Ranged against them: the town’s mayor (Paul Herbert), who happens to be the doctor’s rivalrous elder brother; the Business Chamber chair (Donna Soares), who’s been feminized into a “lean-in” style glass-ceiling skimmer; and a sycophantic blogger (Daniel Arnold) with journalistic pretensions. Then there’s the doctor’s own father-in-law (Peter Anderson), a snide and miserly moneybags who bottom-fishes a trawl net full of devalued waterpark shares, lumbering her with an unearned taint of insider trading.

The actors gamely engage with the dialogue, which sometimes sounds inescapably stagey and dated even in the Miller translation. Such stilted diction, of course, sits better in the mouths of the obfuscators, dedicated phoneys that they are. Herbert’s smarmy mayor is a classic baby-kissing pol, Soares plays a kid-gloves assassin and Arnold’s “newsman” is a will-o’-the-wisp posing as an eagle.

It’s harder for the whistleblowing faction. Crandall, the roommate, simply flutters about the margins, her brow sweetly furrowed with concern. Tong prances from scene to scene on her moral high horse – the second time in a month we’ve seen her in such a role. She does umbrage to a turn; we look forward to finding out what else she has in her repertoire.

And Griffin, in the starring role, has the hardest job of all.
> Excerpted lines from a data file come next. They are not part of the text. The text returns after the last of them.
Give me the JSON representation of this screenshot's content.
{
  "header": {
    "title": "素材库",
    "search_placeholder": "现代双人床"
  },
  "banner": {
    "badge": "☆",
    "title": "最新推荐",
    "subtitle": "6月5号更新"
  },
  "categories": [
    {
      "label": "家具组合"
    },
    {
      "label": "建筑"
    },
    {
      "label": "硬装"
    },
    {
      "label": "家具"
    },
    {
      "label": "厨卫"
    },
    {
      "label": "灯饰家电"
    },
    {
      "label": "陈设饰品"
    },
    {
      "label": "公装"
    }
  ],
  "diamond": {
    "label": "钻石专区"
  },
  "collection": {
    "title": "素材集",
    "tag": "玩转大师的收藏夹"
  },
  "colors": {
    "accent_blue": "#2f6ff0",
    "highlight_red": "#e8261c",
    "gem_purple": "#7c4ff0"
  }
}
In her tragi-comic duality, she has to stand as both the rock and the hard place of the story’s central dilemma. She manages this with a kind of poleaxed stolidity that, I felt, tipped the play a bit more on the comic side of Ibsen’s finely balanced teeter-totter.

All the more impressive, considering the aptness of the script in our own dark era. It’s not just the onrushing – and catastrophically denied – eco-catastrophe. There’s also the tyranny of the ditto-head swarm, the hypnotic lull of double-speak, the brazen corruption and rampant patriarchy.

Yet all this may pass, as Spencer’s Firehall production reminds us. The very stagecraft itself somehow bespeaks evanescence and flux – video designer Pedro Augusto Meza’s rippling projection of a nauseously greenish streambed on a crinkly scrim, and sound-designer Alistair Wallace’s incessant “ding-dong” doorbells and phone rings for each new entry/exit or plot-point.

A timely reminder to respect small-t truths as they come and leave the rest to small-n nature.